If you, for some reason do, let's say, own a basic genetic testing like bunch of variants, and these turn out negative, and you have, for example, strongly decreased serum AAT levels, then you have to do a more extensive genetic testing. You may need to do sequencing and so on. So basically your genes don't change. So if you do it right, you need only once. If you don't, you need to repeat it, or you do need to do a more extensive testing.

Dr Brantley: Thank you very much, Dr Strnad. I think that sums up all that. Are there any specific recommendations or considerations for individuals that are MZ? And I will go back to Jeff for that one.

Dr Teckman: Yeah. So the answer is no. For individual people who are MZ, there's no additional recommended screening or anything other than the typical good health advice you'd give an individual. I think the only difference would be to make them aware that they're a carrier. And I guess the context then would be what else is going on in the family. So if there was a family history of lung or liver disease and you tested the individual and they're MZ, then perhaps that suggests that other family members should be made aware and given the opportunity for genetic counseling or testing.

Dr Brantley: I absolutely agree with that. It's a genetic disease, so you have to look in the family. Just like they say, insanity is hereditary. You get it from your children. How about 1 more question before we close up? How often should FibroScan be done on MZ patients and also those with NAFLD or MASLD? Ginger?

Dr Clark: Sure. I'll take that one. I think to add on to what Jeff is saying, if I think about it in reverse, if I am evaluating somebody who has MASLD and I find that they are an MZ, I put that person in a higher risk category in terms of progression of liver disease, because we know that that's been shown in a fatty liver population, more advanced fibrosis can be present, but it's not looking right at the MZ population itself. But I don't change what I do in terms of the monitoring what the guidelines say for MASLD if an MZ is present. I just make the person who has tested aware that it might increase their risk even if they change their lifestyle.

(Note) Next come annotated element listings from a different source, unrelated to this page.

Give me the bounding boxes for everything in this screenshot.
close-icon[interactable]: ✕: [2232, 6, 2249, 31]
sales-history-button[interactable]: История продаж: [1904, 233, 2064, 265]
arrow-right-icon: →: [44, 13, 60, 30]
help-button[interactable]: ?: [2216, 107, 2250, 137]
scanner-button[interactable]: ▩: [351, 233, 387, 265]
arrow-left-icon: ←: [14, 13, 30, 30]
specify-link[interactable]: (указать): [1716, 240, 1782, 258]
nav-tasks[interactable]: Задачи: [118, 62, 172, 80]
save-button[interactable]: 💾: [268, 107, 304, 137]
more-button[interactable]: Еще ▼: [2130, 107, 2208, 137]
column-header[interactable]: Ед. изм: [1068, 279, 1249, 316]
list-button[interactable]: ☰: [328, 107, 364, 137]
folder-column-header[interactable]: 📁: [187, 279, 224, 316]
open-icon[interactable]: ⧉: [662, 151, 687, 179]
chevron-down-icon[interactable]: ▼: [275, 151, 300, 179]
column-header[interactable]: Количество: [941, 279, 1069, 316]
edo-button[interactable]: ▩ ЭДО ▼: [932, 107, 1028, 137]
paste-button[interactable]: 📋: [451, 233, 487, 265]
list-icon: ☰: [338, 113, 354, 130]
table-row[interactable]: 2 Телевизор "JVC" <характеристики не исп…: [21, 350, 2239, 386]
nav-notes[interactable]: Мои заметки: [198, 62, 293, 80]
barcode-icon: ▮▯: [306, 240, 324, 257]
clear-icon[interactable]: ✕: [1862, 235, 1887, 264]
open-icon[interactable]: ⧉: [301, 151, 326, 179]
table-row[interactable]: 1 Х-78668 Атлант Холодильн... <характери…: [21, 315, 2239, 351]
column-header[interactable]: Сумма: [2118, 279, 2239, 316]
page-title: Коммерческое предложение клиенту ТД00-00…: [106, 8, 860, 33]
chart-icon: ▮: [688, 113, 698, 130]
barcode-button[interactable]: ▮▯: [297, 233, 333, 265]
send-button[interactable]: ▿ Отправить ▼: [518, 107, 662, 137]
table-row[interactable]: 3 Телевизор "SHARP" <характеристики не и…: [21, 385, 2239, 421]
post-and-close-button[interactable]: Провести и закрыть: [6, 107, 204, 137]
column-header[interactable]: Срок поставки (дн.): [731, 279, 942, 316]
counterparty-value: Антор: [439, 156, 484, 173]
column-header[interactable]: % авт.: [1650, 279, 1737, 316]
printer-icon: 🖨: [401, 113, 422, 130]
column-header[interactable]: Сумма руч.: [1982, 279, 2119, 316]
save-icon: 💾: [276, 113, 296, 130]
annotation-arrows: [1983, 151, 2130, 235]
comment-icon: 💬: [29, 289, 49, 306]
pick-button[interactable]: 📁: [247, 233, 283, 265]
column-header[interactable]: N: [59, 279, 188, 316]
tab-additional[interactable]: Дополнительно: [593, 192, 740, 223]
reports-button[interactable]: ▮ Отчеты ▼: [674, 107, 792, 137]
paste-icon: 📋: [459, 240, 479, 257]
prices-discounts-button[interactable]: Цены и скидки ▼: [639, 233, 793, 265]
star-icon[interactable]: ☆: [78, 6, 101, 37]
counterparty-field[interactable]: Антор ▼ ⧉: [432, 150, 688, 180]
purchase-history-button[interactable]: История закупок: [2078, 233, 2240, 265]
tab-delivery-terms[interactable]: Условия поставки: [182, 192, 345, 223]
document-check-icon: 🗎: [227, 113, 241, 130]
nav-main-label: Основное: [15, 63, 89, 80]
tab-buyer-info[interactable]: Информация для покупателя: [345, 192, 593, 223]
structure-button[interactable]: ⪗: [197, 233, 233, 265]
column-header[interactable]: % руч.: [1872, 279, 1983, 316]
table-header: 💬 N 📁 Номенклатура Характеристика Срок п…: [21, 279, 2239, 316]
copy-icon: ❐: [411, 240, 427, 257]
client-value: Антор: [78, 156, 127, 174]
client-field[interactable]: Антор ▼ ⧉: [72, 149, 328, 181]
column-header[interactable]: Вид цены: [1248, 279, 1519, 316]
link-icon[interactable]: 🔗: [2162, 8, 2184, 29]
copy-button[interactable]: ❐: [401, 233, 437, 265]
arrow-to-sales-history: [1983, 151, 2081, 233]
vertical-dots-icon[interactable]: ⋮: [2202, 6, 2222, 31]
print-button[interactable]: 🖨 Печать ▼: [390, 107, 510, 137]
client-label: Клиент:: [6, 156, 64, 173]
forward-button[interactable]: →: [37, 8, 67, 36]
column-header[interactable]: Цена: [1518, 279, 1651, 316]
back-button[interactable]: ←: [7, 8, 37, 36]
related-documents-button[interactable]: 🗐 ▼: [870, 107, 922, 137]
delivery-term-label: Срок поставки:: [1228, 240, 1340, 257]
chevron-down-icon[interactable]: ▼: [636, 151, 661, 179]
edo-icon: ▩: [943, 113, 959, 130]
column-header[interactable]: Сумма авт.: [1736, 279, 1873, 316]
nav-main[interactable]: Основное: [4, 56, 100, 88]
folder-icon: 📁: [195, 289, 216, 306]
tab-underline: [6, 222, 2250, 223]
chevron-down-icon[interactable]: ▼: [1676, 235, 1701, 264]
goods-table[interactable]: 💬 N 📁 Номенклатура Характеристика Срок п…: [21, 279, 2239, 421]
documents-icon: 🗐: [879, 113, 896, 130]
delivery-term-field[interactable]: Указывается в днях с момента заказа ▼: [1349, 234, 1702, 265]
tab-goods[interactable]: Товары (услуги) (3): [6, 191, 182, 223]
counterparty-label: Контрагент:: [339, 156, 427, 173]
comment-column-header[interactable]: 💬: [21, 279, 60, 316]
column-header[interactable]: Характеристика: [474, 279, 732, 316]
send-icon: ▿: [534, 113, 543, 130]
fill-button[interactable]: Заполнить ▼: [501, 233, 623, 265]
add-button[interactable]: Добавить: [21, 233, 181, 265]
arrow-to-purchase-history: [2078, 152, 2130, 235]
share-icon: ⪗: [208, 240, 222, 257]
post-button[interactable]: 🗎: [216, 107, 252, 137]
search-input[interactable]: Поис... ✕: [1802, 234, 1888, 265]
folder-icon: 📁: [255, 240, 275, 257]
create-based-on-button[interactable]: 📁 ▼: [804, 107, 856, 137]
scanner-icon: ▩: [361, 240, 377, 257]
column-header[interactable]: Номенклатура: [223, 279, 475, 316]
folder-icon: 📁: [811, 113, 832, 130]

So for MZs, I just get a baseline. If they don't have abnormal LFTs, if they don't have any other risk, I don't put them under a routine screening program just because I feel like. Like Jeff said, it's such a low risk of them developing liver disease in the long run. You're just probably creating too much anxiety around the testing and not really have a lot of bang for your buck.

Dr Brantley: So we might have 1 last question that I'd like to pose to our experts, and that is, should patients that have this ZZ allele be screened for HCC if they don't have cirrhosis? I presume by either biopsy or by FibroScan. Dr Strnad, would you make a comment on that? And I think that I'd like to hear about what Dr Clark and Dr Teckman also think.

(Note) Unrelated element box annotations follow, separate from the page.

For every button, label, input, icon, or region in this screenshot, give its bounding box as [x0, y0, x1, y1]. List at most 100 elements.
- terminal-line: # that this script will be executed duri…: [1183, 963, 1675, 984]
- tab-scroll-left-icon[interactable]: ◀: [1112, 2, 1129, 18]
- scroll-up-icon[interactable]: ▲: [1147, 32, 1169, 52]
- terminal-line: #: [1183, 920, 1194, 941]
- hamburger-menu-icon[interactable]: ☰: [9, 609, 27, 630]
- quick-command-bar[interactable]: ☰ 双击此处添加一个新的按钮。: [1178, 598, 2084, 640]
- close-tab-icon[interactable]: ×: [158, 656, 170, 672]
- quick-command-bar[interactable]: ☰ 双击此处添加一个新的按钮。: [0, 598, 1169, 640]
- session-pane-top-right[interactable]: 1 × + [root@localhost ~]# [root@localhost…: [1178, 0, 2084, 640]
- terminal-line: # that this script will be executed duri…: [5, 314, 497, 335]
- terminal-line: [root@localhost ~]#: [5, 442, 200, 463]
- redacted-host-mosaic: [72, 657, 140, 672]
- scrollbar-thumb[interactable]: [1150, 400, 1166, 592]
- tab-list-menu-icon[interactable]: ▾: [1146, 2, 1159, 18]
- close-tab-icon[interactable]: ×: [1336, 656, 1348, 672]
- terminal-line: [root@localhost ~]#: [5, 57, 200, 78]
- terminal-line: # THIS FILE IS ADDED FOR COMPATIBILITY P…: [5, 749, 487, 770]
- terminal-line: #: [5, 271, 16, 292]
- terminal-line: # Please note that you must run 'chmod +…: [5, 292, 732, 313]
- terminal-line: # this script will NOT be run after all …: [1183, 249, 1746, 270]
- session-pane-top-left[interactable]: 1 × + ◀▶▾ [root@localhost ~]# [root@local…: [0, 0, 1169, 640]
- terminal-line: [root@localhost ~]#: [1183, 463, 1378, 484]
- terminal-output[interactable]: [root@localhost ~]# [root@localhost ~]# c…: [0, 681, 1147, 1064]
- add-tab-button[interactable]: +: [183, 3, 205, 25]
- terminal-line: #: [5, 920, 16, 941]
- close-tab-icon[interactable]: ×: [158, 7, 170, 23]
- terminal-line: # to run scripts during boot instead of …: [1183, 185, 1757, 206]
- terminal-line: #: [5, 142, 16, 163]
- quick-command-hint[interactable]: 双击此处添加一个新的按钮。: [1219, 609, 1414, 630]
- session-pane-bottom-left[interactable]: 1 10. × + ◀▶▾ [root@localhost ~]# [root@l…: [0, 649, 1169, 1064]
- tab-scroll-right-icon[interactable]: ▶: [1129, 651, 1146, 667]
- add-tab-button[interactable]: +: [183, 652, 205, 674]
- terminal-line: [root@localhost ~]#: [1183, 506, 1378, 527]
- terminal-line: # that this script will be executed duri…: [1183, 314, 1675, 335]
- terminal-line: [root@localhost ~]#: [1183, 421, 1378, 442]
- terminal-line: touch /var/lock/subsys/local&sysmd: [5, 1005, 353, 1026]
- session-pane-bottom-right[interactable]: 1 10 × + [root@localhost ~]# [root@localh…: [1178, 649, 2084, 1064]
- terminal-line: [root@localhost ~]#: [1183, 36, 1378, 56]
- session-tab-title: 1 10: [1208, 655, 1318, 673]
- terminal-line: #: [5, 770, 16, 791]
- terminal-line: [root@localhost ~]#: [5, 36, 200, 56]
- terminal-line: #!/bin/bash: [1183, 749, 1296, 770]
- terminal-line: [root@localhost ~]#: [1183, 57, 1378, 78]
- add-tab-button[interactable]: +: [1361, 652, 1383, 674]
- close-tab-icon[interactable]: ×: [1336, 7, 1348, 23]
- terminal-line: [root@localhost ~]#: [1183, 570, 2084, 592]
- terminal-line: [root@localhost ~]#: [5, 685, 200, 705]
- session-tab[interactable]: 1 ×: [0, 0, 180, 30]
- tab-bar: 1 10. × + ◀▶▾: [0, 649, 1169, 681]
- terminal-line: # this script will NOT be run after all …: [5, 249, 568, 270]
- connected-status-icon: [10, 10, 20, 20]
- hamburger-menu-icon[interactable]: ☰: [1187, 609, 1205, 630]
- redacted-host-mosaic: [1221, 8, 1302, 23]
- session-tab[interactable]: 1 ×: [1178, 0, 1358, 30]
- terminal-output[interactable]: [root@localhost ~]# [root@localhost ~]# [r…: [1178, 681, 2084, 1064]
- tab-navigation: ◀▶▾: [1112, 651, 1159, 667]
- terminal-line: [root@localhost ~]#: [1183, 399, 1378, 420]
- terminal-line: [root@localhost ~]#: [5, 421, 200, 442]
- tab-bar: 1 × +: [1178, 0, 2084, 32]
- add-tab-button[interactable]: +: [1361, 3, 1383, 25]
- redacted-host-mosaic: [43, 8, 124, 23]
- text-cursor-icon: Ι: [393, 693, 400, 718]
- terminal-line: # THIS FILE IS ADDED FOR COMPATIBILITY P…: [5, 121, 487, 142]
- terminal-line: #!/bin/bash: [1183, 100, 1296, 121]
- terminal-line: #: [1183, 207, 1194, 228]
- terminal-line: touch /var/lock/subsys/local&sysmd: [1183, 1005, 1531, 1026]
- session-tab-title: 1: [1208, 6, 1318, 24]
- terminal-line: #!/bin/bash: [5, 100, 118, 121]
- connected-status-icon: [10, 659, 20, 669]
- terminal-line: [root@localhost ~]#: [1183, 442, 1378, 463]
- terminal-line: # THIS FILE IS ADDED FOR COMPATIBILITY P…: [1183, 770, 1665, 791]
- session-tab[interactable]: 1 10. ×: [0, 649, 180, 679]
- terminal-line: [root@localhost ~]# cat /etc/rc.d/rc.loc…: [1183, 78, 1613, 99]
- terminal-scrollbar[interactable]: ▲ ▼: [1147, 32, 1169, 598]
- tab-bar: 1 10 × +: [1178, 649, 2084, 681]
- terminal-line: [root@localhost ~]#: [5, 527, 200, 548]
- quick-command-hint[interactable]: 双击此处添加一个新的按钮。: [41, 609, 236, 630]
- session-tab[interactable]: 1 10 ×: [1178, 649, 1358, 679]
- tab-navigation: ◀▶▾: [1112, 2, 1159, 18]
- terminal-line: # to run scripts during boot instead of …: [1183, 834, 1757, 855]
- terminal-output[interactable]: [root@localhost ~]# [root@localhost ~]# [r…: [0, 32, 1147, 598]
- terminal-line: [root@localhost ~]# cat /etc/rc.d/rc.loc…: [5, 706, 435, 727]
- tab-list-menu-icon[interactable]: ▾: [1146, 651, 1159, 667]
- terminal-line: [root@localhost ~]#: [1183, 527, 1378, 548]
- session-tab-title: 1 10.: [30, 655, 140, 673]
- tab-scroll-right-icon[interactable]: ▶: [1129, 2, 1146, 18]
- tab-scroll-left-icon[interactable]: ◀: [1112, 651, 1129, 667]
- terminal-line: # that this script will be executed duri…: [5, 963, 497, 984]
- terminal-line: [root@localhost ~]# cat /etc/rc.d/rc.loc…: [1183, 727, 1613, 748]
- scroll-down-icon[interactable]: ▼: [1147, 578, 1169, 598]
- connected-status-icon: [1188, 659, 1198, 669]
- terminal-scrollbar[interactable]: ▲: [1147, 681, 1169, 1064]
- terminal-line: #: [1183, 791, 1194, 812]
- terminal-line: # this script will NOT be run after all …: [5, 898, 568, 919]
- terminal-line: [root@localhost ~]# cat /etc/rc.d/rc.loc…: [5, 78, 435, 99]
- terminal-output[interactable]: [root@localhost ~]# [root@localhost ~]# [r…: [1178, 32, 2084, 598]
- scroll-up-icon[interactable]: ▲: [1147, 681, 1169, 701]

Dr Strnad: Well, the problem is always what you do when you don't have that much data. So we know that the large biobank data set say that they have about 40 times increased risk of HCC. We do believe that this is mainly in an advanced fibrosis, so I would definitely screen F3, F4. I would probably offer still once a year ultrasound to lower fibrosis stages patients, because just of abundance of caution. And you would say, "Well, I cannot really say how high your risk is. So I am offering this to you, but we don't think that a ZZ patient with a low fibrosis stage has a huge risk of HCC."

Dr Brantley: Any other comments, guys? I think we're coming to the end of our discussion. I'd like to thank both the faculty presenting and also all the people that attended this. We hope that you have learned lots about alpha-1 antitrypsin deficiency and found a good reason to continue your studies, and always looking for genetic diseases, as they oftentimes are things that we don't necessarily consider in liver diseases.

Thank you very much, ladies and gentlemen.